Friday, January 21, 2011

David Brooks Rewrites History to Claim Joe Lieberman Saved Clinton from Impeachment

It wasn't long ago that Bill Clinton was impeached for lying about sex, but David Brooks, the New York Times' cuddly Upper East Side-appropriate Neocon, offered this bizarre defense of Joe Lieberman:

Long before there was an Obamacare debate or the “don’t ask, don’t tell” repeal, Lieberman played an important role in saving Bill Clinton from impeachment. As momentum for impeachment was growing, Lieberman gave a crucial speech on the Senate floor that scolded Clinton for his behavior but resolutely opposed removing him from office.

I know opinion columns aren't fact-checked, but Clinton's impeachment was just 12 short years ago. Surely someone at the New York Times recalls those heady days, no?

Even more ridiculous was the response of the Times' public editor to DougJ, who called the paper on its revisionism:

President Clinton was impeached in the House of Representatives, but not in the Senate, where Mr.
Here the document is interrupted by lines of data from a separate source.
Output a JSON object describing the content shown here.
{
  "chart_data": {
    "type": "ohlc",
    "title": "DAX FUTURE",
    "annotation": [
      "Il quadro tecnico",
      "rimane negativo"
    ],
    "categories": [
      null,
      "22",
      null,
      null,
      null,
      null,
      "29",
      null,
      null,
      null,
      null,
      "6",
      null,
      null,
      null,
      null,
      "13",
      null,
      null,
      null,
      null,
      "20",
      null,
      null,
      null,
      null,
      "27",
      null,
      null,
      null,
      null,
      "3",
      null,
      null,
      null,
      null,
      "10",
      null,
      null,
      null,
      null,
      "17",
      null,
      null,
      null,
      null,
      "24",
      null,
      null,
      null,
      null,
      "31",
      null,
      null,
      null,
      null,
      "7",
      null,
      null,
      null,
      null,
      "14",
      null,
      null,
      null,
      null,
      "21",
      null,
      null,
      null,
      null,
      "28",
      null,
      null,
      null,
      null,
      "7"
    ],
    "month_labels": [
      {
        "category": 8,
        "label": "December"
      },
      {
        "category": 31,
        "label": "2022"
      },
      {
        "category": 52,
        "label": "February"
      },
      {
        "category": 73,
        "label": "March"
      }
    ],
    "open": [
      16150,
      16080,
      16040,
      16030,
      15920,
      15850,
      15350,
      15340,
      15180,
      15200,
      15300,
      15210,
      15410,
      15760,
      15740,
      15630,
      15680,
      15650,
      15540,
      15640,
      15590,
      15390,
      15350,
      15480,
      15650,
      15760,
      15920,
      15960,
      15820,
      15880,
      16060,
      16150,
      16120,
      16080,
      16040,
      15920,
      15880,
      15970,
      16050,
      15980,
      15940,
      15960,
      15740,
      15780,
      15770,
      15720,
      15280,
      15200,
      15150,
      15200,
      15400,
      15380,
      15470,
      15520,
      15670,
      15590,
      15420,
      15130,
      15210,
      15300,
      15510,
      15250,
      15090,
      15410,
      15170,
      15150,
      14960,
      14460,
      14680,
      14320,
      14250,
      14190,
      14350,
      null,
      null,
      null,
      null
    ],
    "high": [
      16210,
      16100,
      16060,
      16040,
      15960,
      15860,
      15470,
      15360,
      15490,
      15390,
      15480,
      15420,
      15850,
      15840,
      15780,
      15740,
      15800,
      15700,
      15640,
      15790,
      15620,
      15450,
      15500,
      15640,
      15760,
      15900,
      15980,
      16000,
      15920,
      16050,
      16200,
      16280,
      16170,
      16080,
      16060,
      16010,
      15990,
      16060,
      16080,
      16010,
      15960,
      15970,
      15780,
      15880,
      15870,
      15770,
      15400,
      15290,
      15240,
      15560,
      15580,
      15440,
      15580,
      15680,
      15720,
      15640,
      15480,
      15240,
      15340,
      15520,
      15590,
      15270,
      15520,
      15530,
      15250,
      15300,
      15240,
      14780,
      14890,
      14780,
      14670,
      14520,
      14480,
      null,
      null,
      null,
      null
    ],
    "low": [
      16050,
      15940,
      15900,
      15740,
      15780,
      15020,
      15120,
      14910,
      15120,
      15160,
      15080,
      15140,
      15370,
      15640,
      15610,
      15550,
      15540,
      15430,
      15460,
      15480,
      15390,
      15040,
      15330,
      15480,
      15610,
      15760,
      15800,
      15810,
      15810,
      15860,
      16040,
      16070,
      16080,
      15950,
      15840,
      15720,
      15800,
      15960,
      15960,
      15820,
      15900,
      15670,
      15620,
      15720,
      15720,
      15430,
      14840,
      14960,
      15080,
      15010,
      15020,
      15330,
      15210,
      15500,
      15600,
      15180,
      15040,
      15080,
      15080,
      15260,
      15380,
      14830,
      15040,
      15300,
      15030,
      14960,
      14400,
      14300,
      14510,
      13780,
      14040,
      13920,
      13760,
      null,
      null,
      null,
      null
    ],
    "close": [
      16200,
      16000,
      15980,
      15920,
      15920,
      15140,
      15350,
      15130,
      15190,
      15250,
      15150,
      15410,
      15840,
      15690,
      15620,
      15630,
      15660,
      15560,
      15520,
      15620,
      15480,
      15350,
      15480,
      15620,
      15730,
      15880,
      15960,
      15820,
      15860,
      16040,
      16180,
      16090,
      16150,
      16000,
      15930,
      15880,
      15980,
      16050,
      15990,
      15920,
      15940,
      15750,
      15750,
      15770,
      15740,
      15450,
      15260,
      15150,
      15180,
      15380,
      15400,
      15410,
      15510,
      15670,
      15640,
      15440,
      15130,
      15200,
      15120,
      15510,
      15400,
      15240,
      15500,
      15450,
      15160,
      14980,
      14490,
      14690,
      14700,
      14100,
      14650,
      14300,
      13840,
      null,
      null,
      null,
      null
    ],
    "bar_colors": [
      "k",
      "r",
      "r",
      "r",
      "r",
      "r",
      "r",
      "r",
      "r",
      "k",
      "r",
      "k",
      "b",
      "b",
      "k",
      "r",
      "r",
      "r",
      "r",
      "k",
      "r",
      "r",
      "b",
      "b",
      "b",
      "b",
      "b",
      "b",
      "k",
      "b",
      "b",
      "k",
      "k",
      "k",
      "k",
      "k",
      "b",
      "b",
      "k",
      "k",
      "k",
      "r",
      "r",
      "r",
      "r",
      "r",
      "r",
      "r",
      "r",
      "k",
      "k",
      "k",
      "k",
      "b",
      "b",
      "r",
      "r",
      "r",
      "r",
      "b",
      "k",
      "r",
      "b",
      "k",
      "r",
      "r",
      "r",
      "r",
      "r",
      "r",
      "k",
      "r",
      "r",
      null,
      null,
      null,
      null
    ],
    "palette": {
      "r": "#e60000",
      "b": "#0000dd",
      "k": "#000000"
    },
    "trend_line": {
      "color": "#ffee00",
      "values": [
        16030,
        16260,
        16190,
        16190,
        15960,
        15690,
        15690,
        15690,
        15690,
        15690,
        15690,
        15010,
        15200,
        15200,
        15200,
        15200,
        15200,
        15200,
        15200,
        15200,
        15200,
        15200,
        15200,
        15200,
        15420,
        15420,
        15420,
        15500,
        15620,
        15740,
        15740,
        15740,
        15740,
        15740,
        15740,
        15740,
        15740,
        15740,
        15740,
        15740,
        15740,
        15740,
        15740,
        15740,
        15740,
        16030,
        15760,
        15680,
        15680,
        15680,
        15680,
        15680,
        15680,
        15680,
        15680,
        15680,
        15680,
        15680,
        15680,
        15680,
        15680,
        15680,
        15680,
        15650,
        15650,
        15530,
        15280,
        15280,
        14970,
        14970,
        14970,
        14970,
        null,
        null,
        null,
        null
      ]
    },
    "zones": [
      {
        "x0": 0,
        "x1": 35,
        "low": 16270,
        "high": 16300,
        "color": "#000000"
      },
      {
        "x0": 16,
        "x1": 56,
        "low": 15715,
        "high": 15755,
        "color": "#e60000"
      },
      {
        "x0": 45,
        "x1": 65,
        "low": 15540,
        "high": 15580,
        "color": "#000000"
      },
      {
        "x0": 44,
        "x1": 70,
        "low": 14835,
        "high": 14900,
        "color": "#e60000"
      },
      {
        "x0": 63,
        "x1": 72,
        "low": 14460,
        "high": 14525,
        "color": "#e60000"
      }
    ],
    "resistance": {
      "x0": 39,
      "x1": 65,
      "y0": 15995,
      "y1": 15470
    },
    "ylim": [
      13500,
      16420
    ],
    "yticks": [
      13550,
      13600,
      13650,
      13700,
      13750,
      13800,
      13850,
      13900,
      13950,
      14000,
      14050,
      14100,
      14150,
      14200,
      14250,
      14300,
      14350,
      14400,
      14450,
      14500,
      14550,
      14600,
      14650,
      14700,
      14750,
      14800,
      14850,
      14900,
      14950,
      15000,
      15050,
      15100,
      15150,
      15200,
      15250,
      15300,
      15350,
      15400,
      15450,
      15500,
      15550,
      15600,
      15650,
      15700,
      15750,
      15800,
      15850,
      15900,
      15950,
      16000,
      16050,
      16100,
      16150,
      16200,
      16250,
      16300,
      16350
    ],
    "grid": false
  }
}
Lieberman represents the State of Connecticut.

I hope this helps your understanding.

The House impeaches a president, and the Senate tries him (or someday her). That's how it works. The Senate tried Clinton and found him not guilty on February 12, 1999.

Lieberman, whose speech regurgitated every right-wing talking-point on the scandal, didn't "save" Clinton -- he was one of more than 50 senators who voted against convicting the president, and that's it.